Sybase, the Dublin maker of business software, has been an active acquirer in the past few years. Most recently it bought AvantGo, a Hayward maker of business software, for about $39 million.

"Companies like ourselves would like to pick up reasonable deals," chief executive John Chen said.

But, until recently, some of Sybase's potential takeover targets wanted too much money. "Companies had the unbelievable view that Nasdaq was going to bounce back and they would be worth millions again," Chen said.

Now, sales of a wide range of computer hardware and software are rising again modestly. Tech stock prices have rebounded significantly. No one expects a return of boom times, but at least the direction is up.

"Most of us feel that we are definitely near to the bottom, if we have not already found it," Chen said.

It was almost as if a tornado hit and corporate managers are now coming out of their basements to size up the damage. What they are finding is a business climate light years away from that of the late 1990s.

While the market has stabilized, demand remains relatively weak, especially by the tech sector's go-go standards. Sales growth is projected in the single digits for most tech subsectors. The prices tech firms can get for their products are low and profit margins are squeezed.

"Everybody is getting used to the notion that we are looking at fairly slow growth," Warmenhoven said."

Hundreds of new ventures were created during the 1990s. Now there isn't enough business to go around.

"There are too many independent companies, given market conditions," Warmenhoven said. "A lot of the companies created in the late 1990s are not capable of reaching critical mass."

In such an environment, companies naturally look for partners. "This is a time when the strong pick up the weak," said Steve Shevick, chief financial officer of Mountain View's Synopsys, a maker of design software for the electronics industry.

For stronger companies, consuming a competitor is one of the only ways to expand rapidly. If executed skillfully, acquisitions help the bottom line by extending product lines and providing economies of scale. The cost, of course, is lost jobs as duplicate functions are eliminated.

Meanwhile, the prospect of a tech recovery and the rapid run up of stock prices encourage buyers to pull the trigger soon before the prices of target companies rise too high.

"Once it looked as if there was a glimmer of hope in the economy, buyers that had been on the sidelines started saying, 'I'd better go out and do something,' " Burnham said. "It's like they are afraid the Memorial Day weekend sale might be over."

At the same time, slow-growth conditions are forcing weaker companies to shed their illusions of grandeur.

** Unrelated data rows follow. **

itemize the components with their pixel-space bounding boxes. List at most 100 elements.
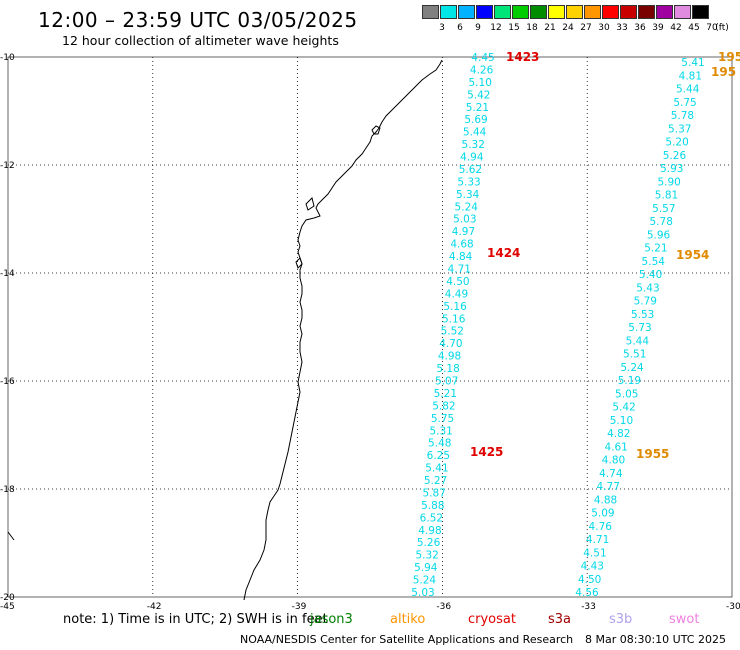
pass-time-label: 195 [718,50,740,64]
wave-height-value: 5.21 [644,243,667,255]
pass-time-label: 1954 [676,248,709,262]
wave-height-value: 4.80 [602,455,625,467]
longitude-tick-label: -36 [436,602,451,612]
wave-height-value: 5.20 [665,137,688,149]
wave-height-value: 4.68 [450,239,473,251]
generated-timestamp: 8 Mar 08:30:10 UTC 2025 [585,633,726,646]
wave-height-value: 4.50 [578,574,601,586]
longitude-tick-label: -42 [147,602,162,612]
wave-height-value: 6.52 [420,512,443,524]
wave-height-value: 5.42 [467,89,490,101]
wave-height-value: 5.37 [668,123,691,135]
satellite-legend-s3a: s3a [548,612,572,627]
wave-height-value: 4.49 [445,288,468,300]
wave-height-value: 5.57 [652,203,675,215]
page-title: 12:00 – 23:59 UTC 03/05/2025 [38,8,358,32]
color-scale-tick: 39 [652,23,664,33]
pass-time-label: 195 [711,65,736,79]
color-scale-tick: 27 [580,23,592,33]
wave-height-value: 5.33 [457,176,480,188]
wave-height-value: 4.98 [438,351,461,363]
pass-time-label: 1425 [470,445,503,459]
wave-height-value: 5.34 [456,189,480,201]
color-swatch [476,5,493,19]
wave-height-value: 4.88 [594,494,617,506]
wave-height-value: 5.78 [671,110,694,122]
island-outline [295,125,381,269]
wave-height-value: 5.19 [618,375,641,387]
color-scale-legend: 3 6 9 12 15 18 21 24 27 30 33 36 39 42 45 70 (ft) [422,5,730,33]
color-swatch [692,5,709,19]
satellite-legend-jason3: jason3 [310,612,353,627]
wave-height-value: 5.27 [424,475,447,487]
color-swatch [566,5,583,19]
color-scale-tick: 18 [526,23,538,33]
wave-height-value: 5.87 [422,487,445,499]
color-swatch [584,5,601,19]
color-scale-unit: (ft) [715,23,729,33]
color-scale-tick: 45 [688,23,700,33]
wave-height-value: 5.79 [634,296,657,308]
wave-height-value: 5.78 [650,216,673,228]
map-grid [7,56,733,598]
satellite-legend-s3b: s3b [609,612,633,627]
satellite-legend-altiko: altiko [390,612,426,627]
wave-height-value: 4.71 [448,264,471,276]
wave-height-value: 5.42 [612,402,635,414]
wave-height-value: 5.48 [428,438,451,450]
wave-height-value: 5.82 [432,400,455,412]
color-scale-tick: 9 [475,23,481,33]
wave-height-value: 5.81 [655,190,678,202]
color-scale-tick: 36 [634,23,646,33]
wave-height-value: 5.51 [623,349,646,361]
longitude-tick-label: -45 [0,602,15,612]
wave-height-value: 5.03 [453,214,476,226]
color-swatch [530,5,547,19]
wave-height-value: 4.71 [586,534,609,546]
longitude-labels: -45 -42 -39 -36 -33 -30 [0,602,740,612]
coastline-west-fragment [7,531,15,541]
wave-height-value: 5.26 [663,150,687,162]
wave-height-value: 5.26 [417,537,441,549]
wave-height-value: 5.32 [415,550,438,562]
wave-height-value: 5.62 [459,164,482,176]
credit-line: NOAA/NESDIS Center for Satellite Applica… [240,633,574,646]
color-scale-tick: 33 [616,23,628,33]
latitude-tick-label: -18 [0,485,15,495]
wave-height-value: 5.88 [421,500,444,512]
color-swatch [458,5,475,19]
wave-height-value: 4.45 [471,52,494,64]
wave-height-value: 5.93 [660,163,683,175]
wave-height-value: 5.40 [639,269,662,281]
wave-height-value: 5.44 [676,84,700,96]
color-scale-tick: 70 [706,23,718,33]
wave-height-value: 5.43 [636,282,659,294]
wave-height-value: 5.07 [435,375,458,387]
latitude-tick-label: -12 [0,161,15,171]
color-scale-tick: 24 [562,23,574,33]
wave-height-value: 4.26 [470,64,494,76]
wave-height-value: 5.54 [642,256,666,268]
altimeter-tracks: 4.454.265.105.425.215.695.445.324.945.62… [411,50,740,599]
satellite-legend-swot: swot [669,612,700,627]
wave-height-value: 4.56 [575,587,599,599]
wave-height-value: 5.69 [464,114,487,126]
wave-height-value: 5.16 [442,313,466,325]
wave-height-value: 5.21 [466,102,489,114]
color-swatch [656,5,673,19]
wave-height-value: 5.24 [455,201,479,213]
wave-height-value: 5.31 [429,425,452,437]
satellite-legend-cryosat: cryosat [468,612,516,627]
color-swatch [512,5,529,19]
color-scale-tick: 42 [670,23,682,33]
wave-height-value: 4.74 [599,468,623,480]
wave-height-value: 5.24 [413,575,437,587]
color-swatch [602,5,619,19]
wave-height-value: 5.05 [615,388,638,400]
footnote: note: 1) Time is in UTC; 2) SWH is in fe… [63,612,328,627]
wave-height-value: 4.70 [439,338,462,350]
wave-height-value: 5.09 [591,508,614,520]
longitude-tick-label: -30 [726,602,740,612]
wave-height-value: 4.84 [449,251,473,263]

The most desperate are the smaller players that got venture capital a few years ago but have failed to achieve a positive cash flow. Their only option is to sell out, provided they have products or services that would be commercially viable in the hands of a larger company.

"You have people literally up against the wall thinking merge or perish," Shevick said. "The threat of execution focuses the mind."

But even companies that are profitable and have plenty of cash are feeling the heat.

In sector after sector of technology, mid-tier companies are losing ground to larger rivals. Big corporate customers are trimming the number of hardware and software suppliers they do business with, eroding the market positions of all but the most dominant players.

"Companies are tired of the complexity of dealing with hundreds of different vendors," said M.R. Rangaswami, co-founder of the consulting firm Sand Hill Group.

As a result, he said, "The stage has been set for consolidation. The old model of growth can't be re-created. For mid-tier companies, either they buy or get bought."